The Advancing Democracy Fellowship supports reporters and editors in strengthening our democracy through innovative news coverage that highlights promising responses to our democracy’s challenges, and builds civic engagement, equity and healthy discourse. As the last presidential election made clear, the need couldn’t be more urgent or important.
Those who participate in the fellowship — the only one of its kind in the nation — will gain expertise in how to report with and for, not just about, their communities; prove out practices that heighten civic knowledge and participation; and build trust with audiences, especially communities that have long been marginalized and stigmatized.
The idea is to help newsrooms embrace a deep, ongoing examination of issues that will help communities see — and work toward — possibilities for building a better world. And while the fellowship will last nine months, we’re designing it to help journalists build the knowledge and skills they need to sustain new habits and practices into the foreseeable future.
The fellows will receive training and support in time-tested and evidence-based reporting approaches, participate in “sprints” to apply these practices to their political and elections coverage, and catalyze change in their newsrooms.
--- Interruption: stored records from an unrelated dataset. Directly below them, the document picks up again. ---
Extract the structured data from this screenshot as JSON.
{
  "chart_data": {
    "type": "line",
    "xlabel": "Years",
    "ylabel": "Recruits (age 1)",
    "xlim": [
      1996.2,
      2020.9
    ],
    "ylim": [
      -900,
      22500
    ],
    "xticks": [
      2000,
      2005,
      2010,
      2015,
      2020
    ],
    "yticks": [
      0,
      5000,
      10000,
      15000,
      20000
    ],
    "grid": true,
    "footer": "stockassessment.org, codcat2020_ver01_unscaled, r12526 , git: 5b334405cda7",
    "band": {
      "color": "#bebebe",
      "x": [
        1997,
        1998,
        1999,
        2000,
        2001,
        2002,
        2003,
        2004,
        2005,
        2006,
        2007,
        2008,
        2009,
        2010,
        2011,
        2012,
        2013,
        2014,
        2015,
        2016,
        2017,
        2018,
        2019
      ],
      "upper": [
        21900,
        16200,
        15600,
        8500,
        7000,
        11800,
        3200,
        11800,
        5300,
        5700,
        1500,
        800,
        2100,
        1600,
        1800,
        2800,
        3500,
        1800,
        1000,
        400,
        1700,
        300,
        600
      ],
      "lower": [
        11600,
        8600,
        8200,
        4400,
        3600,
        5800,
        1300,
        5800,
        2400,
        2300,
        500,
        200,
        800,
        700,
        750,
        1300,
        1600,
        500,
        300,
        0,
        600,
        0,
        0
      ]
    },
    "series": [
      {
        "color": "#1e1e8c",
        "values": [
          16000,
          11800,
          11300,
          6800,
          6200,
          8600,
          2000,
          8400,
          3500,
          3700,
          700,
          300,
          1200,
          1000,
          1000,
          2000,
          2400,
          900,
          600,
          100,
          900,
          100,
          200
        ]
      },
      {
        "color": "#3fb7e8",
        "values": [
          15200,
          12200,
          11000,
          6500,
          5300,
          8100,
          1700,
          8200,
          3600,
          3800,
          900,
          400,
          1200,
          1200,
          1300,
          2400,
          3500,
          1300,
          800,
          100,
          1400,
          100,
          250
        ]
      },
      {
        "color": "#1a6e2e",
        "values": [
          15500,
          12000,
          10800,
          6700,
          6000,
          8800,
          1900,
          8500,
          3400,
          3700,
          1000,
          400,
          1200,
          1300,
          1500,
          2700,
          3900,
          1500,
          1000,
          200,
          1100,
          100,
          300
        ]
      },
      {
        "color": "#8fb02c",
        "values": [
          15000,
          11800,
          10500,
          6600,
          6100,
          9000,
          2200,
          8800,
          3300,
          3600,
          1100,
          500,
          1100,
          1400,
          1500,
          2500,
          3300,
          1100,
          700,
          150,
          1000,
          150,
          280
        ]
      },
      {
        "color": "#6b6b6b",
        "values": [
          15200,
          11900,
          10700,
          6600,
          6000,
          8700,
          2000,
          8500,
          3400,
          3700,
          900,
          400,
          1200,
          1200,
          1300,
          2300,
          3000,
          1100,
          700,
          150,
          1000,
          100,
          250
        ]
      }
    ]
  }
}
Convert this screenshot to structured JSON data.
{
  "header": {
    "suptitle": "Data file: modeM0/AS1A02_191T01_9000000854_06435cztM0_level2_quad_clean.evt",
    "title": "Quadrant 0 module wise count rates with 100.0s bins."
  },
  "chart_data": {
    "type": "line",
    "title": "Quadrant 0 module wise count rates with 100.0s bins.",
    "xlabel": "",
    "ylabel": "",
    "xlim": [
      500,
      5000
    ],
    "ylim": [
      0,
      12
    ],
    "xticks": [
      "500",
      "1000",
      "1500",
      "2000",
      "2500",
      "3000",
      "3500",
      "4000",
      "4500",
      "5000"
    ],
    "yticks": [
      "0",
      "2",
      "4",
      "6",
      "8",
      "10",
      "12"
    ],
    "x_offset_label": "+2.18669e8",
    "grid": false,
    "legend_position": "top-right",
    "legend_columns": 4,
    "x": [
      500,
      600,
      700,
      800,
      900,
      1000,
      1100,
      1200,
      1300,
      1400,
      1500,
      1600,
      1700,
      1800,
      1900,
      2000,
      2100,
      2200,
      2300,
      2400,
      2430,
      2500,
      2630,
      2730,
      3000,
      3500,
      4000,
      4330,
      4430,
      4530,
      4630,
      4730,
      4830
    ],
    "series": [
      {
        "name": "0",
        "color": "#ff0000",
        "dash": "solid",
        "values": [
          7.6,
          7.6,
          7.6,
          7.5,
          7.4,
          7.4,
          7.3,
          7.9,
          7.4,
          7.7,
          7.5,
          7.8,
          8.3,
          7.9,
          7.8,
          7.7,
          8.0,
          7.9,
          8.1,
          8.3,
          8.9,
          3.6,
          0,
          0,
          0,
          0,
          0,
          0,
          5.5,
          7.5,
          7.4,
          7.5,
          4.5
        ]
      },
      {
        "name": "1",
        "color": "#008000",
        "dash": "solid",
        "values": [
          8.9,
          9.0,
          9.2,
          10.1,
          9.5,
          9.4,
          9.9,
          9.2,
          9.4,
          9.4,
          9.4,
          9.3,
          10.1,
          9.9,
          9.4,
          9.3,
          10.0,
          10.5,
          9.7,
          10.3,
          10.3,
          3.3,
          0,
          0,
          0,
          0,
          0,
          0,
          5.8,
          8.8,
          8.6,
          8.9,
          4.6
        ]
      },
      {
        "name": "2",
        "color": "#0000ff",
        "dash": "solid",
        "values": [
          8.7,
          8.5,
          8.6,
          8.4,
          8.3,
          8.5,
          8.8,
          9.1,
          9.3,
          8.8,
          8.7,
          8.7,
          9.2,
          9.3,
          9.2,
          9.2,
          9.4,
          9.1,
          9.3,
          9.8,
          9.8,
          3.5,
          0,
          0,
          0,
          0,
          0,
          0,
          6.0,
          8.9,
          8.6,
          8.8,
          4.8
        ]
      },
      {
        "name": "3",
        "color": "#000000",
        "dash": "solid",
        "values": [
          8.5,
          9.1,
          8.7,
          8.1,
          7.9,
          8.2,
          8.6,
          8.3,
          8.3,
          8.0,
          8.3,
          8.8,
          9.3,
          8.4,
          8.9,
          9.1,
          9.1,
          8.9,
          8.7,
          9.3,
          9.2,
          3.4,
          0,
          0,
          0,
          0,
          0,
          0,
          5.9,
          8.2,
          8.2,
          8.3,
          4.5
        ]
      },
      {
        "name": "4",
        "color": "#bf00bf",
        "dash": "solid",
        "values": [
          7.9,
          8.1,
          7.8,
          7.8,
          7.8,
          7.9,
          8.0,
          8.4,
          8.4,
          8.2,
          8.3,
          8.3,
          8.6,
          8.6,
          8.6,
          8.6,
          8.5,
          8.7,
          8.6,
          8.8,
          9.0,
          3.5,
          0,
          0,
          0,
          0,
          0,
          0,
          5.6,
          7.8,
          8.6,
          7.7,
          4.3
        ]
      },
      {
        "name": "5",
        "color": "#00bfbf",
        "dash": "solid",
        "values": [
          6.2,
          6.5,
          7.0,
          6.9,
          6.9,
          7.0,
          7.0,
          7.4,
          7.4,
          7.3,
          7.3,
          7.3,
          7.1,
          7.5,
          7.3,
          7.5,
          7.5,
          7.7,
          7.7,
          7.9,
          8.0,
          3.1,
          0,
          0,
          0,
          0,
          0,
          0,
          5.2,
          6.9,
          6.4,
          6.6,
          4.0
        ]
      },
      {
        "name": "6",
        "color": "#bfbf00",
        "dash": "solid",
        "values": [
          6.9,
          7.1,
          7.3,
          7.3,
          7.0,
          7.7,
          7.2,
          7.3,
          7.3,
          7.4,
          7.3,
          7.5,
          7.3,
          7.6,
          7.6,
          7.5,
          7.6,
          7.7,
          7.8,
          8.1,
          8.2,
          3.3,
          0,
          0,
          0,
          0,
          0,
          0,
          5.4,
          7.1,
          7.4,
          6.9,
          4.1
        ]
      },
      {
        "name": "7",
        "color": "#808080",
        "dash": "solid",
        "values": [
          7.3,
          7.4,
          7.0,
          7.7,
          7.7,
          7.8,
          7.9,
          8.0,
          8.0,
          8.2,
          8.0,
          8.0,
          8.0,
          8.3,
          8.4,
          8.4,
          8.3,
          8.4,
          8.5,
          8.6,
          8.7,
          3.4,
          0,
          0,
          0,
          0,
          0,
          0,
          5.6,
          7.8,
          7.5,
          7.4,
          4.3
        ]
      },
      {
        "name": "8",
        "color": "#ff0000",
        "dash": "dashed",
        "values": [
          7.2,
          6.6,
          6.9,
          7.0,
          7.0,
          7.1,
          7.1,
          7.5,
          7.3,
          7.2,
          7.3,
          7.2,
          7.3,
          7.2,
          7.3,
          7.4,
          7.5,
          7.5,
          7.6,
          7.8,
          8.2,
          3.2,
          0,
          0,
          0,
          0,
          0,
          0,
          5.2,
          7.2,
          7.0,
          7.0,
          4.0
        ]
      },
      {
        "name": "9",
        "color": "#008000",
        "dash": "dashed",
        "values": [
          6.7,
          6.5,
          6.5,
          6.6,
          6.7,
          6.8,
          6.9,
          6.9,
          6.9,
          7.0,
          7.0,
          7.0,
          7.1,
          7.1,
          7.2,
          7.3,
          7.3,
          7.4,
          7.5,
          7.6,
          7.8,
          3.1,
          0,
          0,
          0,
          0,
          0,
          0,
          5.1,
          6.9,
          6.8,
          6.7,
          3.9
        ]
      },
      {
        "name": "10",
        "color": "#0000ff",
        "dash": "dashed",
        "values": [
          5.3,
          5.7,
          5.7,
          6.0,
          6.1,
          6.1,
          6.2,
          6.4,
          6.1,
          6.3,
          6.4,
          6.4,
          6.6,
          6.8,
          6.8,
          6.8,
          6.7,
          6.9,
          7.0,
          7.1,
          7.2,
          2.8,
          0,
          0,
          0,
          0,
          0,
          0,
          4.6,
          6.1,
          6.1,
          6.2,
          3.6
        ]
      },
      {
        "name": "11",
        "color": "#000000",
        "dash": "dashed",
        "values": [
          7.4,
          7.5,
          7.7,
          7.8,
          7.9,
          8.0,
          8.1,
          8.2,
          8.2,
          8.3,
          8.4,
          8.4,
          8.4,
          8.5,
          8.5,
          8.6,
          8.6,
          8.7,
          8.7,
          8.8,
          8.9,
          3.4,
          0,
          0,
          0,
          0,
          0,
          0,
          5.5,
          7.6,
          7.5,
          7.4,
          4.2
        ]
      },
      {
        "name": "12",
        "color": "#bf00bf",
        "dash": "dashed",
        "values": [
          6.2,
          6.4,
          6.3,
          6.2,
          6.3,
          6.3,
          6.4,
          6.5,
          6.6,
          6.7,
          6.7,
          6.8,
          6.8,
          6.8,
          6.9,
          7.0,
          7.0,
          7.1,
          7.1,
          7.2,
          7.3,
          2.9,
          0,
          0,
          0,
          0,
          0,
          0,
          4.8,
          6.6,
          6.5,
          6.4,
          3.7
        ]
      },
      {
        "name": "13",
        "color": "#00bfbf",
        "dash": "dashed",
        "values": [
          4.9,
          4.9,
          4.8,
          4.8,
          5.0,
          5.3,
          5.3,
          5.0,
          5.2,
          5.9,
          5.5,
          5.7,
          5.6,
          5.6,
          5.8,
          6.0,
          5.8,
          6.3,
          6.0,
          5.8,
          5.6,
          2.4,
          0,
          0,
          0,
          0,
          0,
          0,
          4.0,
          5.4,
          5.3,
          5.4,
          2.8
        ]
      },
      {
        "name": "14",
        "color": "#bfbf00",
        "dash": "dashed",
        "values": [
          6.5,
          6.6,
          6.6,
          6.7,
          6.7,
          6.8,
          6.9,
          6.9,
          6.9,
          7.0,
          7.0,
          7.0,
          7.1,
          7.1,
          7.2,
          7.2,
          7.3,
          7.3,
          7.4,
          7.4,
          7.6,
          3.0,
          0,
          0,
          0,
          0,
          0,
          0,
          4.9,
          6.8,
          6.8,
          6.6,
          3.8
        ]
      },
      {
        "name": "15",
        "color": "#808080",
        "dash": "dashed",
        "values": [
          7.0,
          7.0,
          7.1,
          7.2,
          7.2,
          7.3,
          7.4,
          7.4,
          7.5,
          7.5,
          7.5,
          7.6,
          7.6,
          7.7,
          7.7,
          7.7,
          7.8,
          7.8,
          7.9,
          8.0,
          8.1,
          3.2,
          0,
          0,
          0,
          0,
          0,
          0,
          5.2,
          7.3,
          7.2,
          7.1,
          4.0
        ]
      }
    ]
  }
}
Teams of at least one editor and reporter will be required to participate in the workshops. The final dates and schedules for each workshop will be shared with finalists for the fellowship.
Topics the workshops will cover include:
- Aligning Coverage With Your Mission
- How to Report for Good Conflict
- Solutions Journalism
- Engaged Elections & The Citizens Agenda
- Trusting News Practices
- Measuring the Impact of Your Advancing Democracy Work
Advancing Democracy is a fellowship designed to help newsrooms think big, plan long-term, and reinvent politics, governance and elections coverage with and for their communities.
In this low-trust, high-stakes era of American democracy, some journalists are starting to change how they cover those topics. Instead of writing about campaigns like horse races, they are moving toward more effective and proven reporting approaches that inspire greater engagement in the news, build trust within communities, focus on solutions, and address voters’ urgent need for fact-based, relevant information.
This year we are inviting 20 newsrooms to join this adventure. News organizations in any state can apply, with preference given to news outlets covering The Great Lakes States of Illinois, Indiana, Michigan, Minnesota, Ohio and Wisconsin as well as Arizona, Florida, Georgia, Nevada, North Carolina, Pennsylvania, and Texas.
The Solutions Journalism Network (SJN), Hearken and Trusting News are collaboratively supporting this fellowship to tie together effective trainings that sit at the intersection of journalism and civic empowerment, with equity as a core value and practice. We envision a future in which newsrooms replace stories about conflicting and competing polls and candidates — which we know contribute to distrust — with more deep, ongoing examinations of important social issues, including the health of our democracy itself.
The fellowship will apply insights gained from other initiatives led by Hearken, the Solutions Journalism Network and Trusting News, all of which have helped newsrooms approach civic, political and elections-related reporting in new ways. They include Election SOS (Hearken), Citizens’ Solutions (Heaken and SJN), Renewing Democracy (SJN), Advancing Democracy (SJN), Complicating the Narratives (SJN and Good Conflict), and the Road to Pluralism (Trusting News), all of which have helped newsrooms approach civic, political and elections-related reporting in new ways.
The program will help newsrooms transform their coverage:
FROM candidate/horse-race focused coverage TO constituent-focused coverage;
FROM journalists deciding what information the public gets TO journalists listening to the public to cover the information they’re missing;
FROM problem-focused reporting TO solutions-focused reporting;
FROM assuming the public knows how journalism is made TO explaining how journalism is made;
FROM conflict-oriented reporting that contributes to polarization TO “good conflict”-oriented reporting that builds understanding;
FROM undercovering/miscovering communities TO inclusive, equitable coverage of communities;
FROM coverage of democracy that revolves around one day (Election Day) TO year-round coverage of democracy (with elections being one important event).